Business

Latino corporations noticed document progress, massive banks nonetheless will not finance

Edwin Sanchez, CEO of the Echez Group and member of the Latino Business Action Network, meets with team members from a distance.

Andrea Sanchez

Despite being the fastest growing segment of the US small business ecosystem, Latinos continue to struggle to raise capital from national banks.

This emerges from the research study State of Latino Entrepreneurship 2020 by the Stanford Latino Entrepreneurship Initiative.

“Over the past five years we’ve had a really deep look at the challenges facing the Latino segment,” said Marlene Orozco, senior research analyst for the Stanford Latino Entrepreneurship Initiative.

Stanford’s report found that only 20% of Latin American owned companies applying for $ 100,000 national bank loans received funding, compared to 50% of white owned companies. For loans of all sizes, the percentages change, but the gap does not: 51% of Latinos received loans versus 77% of whites.

Because of this discrepancy, Latinos are more likely to have sought and received funding from sources that put them at greater personal financial risk.

The annual study examines data from over 3,500 Latin American-owned companies. The 2020 report added 3,500 white companies as a benchmark group to the data pool to compare and quantify performance.

“We are often asked what capital challenges Latinos face in relation to other groups,” Orozco said. “So this year we took on this task alone.”

Latino business leads to sales growth

Latinos are setting up businesses faster than the national average in multiple industries and have grown 34% over the past 10 years, compared with just 1% for all other small businesses.

“The data contradicts the idea that Latinos only grow in service industries,” Orozco said. “We are seeing multi-faceted growth in all states and industries including construction, finance and insurance, transportation and real estate.”

Beyond the industry’s expansion, the report showed that Latin-owned companies averaged 25% annual revenue for the past two years, while white-owned companies achieved 19% revenue.

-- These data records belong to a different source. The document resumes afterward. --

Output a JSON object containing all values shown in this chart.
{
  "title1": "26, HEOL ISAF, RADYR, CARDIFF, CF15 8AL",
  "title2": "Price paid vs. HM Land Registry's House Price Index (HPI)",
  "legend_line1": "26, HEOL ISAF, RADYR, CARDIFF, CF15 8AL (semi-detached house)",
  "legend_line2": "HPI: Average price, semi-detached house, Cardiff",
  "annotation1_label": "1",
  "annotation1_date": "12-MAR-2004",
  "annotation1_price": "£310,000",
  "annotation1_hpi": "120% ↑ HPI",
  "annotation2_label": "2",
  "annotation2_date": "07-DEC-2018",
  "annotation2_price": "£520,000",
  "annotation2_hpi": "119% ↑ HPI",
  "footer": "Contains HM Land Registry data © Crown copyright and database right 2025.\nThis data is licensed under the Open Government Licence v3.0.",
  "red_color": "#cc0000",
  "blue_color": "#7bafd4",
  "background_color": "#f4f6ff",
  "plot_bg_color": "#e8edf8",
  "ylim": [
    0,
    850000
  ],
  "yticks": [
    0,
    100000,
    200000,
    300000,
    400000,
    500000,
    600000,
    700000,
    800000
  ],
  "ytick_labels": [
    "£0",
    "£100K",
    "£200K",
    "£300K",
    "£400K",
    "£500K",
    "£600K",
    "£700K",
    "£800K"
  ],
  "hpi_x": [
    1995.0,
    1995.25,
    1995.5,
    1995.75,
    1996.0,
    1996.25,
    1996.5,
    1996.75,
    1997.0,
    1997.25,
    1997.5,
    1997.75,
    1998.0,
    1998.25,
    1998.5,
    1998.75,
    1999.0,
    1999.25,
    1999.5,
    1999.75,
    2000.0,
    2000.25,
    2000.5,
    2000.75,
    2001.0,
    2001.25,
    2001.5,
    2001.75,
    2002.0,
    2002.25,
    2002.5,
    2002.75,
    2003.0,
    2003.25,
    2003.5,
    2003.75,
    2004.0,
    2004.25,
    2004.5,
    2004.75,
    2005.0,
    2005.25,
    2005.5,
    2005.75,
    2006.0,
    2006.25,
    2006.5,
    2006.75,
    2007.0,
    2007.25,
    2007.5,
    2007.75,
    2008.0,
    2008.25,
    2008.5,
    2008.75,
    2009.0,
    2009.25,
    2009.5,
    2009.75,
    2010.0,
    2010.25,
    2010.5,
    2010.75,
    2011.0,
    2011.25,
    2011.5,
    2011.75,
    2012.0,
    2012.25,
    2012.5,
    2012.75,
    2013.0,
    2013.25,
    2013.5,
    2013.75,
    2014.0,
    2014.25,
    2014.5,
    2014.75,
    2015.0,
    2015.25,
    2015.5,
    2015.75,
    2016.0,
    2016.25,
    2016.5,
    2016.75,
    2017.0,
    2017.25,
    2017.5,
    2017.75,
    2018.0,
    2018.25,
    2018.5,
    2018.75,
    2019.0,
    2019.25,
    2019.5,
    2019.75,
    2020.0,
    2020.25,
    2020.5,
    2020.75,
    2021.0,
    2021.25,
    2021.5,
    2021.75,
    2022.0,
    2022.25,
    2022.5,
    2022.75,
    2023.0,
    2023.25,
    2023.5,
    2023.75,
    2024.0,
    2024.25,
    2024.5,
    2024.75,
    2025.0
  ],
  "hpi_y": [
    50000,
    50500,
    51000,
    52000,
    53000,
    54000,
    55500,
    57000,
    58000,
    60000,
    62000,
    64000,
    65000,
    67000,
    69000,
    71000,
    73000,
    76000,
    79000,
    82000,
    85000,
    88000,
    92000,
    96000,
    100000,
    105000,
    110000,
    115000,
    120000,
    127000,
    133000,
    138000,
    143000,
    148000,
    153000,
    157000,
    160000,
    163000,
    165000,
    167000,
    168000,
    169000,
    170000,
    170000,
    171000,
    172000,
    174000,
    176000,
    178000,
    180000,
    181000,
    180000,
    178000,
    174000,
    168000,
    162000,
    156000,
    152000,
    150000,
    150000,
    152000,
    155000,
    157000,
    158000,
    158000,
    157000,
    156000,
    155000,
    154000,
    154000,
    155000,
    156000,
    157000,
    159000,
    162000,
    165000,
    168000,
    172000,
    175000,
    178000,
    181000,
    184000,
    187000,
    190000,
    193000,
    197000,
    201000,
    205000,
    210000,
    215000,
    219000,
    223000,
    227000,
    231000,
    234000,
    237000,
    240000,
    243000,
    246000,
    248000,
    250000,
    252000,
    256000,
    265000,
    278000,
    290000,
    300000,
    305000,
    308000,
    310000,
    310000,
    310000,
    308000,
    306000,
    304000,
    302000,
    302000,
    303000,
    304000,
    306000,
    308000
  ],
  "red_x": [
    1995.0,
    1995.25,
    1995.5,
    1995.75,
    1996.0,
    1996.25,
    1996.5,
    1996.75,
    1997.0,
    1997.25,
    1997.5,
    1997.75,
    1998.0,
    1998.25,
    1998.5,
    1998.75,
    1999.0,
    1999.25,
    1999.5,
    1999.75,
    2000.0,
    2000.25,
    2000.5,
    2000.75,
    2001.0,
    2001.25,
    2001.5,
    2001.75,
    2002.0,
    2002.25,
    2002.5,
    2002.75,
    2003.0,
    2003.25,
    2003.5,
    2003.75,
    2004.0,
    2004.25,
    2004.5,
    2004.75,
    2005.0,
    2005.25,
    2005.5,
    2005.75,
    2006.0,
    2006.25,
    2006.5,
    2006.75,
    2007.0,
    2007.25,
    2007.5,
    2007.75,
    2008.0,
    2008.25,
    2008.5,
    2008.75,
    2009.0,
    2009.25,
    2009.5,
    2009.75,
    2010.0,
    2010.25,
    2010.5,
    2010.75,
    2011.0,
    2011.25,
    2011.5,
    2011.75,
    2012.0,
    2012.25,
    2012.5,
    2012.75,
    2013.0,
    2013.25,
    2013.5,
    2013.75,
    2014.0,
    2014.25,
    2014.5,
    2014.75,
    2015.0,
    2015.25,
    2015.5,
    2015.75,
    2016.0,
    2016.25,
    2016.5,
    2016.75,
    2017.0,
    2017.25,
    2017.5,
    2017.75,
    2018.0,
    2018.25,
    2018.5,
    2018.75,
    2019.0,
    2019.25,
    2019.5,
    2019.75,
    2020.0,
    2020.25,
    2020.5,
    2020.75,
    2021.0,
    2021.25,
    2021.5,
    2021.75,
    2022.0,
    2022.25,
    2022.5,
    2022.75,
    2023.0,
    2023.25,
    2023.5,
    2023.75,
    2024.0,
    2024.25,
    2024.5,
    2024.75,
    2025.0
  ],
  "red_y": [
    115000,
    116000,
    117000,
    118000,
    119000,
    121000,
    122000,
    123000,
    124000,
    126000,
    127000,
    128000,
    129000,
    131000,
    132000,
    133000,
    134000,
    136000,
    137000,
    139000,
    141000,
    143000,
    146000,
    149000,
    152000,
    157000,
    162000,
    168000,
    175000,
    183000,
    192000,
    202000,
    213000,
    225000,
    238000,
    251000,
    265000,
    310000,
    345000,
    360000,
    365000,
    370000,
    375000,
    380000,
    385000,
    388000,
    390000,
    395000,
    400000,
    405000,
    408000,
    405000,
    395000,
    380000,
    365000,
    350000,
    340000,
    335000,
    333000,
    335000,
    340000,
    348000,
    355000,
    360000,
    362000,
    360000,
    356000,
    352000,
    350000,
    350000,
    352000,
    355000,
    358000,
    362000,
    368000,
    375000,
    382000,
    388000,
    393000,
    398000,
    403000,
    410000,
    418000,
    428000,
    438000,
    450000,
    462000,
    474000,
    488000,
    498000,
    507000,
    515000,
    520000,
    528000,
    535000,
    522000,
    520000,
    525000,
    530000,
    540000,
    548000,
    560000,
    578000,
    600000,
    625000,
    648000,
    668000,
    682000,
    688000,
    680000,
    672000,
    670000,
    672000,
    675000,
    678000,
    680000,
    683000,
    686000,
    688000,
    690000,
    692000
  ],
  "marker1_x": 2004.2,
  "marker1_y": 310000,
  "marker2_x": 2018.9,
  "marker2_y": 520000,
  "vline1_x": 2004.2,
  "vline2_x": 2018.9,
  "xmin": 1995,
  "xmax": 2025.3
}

“Latino [business] Revenue growth should be a key metric for raising capital, but it continues to lag behind expectations, “said Orozco.

Rejection of bank loans

Latin American-owned companies remain significantly less likely than white-owned companies to have loan applications approved by national banks, despite strong metrics reported on a variety of key lending criteria.

“The banker told me that you were not bankable because we were under capitalized and relied on our own cash flow to grow,” said David Favela, founder and CEO of Border X Brewing in California.

David Favela, Founder and CEO of Border X Brewing in his Los Angeles office.

SLEI

Favela founded their craft brewery inspired by the Mexican palate in 2013 with his brother, two nephews, and their raised $ 24,000 in cash. The 2020 James Beard Award semi-finalist expanded their business to acquire a second location in Los Angeles in 2019 and a third location across Latina in 2020.

He is one of the 86% of small business owners in Latino who have reported significant negative effects from the pandemic. While successfully receiving PPP and EIDL support, his 7 (a) SBA loan for $ 500,000 was rejected by a local bank in California. He didn’t want to name the bank because he feared it could affect future financial relationships.

The U.S. Small Business Administration Office of Advocacy found in a 2020 study that Hispanic-owned companies were more likely than white-owned companies to have loan applications immediately turned down. This data spanned all funding sources and did not focus solely on SBA initiatives.

Favela was told that its application was denied because of a lack of cash to service debt and that “banks do not lend based on business plans or projections.”

“We have doubled our business year on year and used our cash flow to do so,” said Favela. “So in the last two years before Covid there were no significant ‘gains’.”

“Latinos are making strides in starting and growing businesses,” said Orozco. “Despite these trends, securing funding remains a challenge.”

Finding new sources of funding

Since the Latino entrepreneurs don’t have bank funding, they are turning to another agency for funding.

Favela managed to raise $ 200,000 through crowdsourced equity, allowing local investors to participate in the deal with donations between $ 500 and $ 10,000.

“To be honest, traditional stock investors feel riskier for me,” said Favela. “We have been dependent on human-based economic development and have proven that it can work.”

Stanford’s research found that when compared to white business owners, who rely more on funding options that do not use personal assets as collateral, Latino business owners are more likely to take personal financial risk in order to run and grow their businesses. Latino entrepreneurs are more likely to rely on personal or business lines of credit, personal / family savings, or business credit cards.

Stanford’s research shows that Latinos tend to have more success with local and municipal banks.

“Community Development Financial Institutions (CDFIs) have been key to distilling federal funding for historically underserved groups,” Orozco said.

Eric Donnelly, CEO of Capital Plus Financial, helped Latino entrepreneurs affiliated with the Stanford Latino Entrepreneurship Initiative provide 20 PPP loans.

“There are a lot of minority and conventional bank custodians willing to provide funding,” Donnelly said. “It’s about finding the right fit.”

The US Small Business Administration highlights its Resource Partner Network and a few additional programs, including microcredit and Community Advantage Loans, that are tailored to meet the needs of business owners in underserved communities.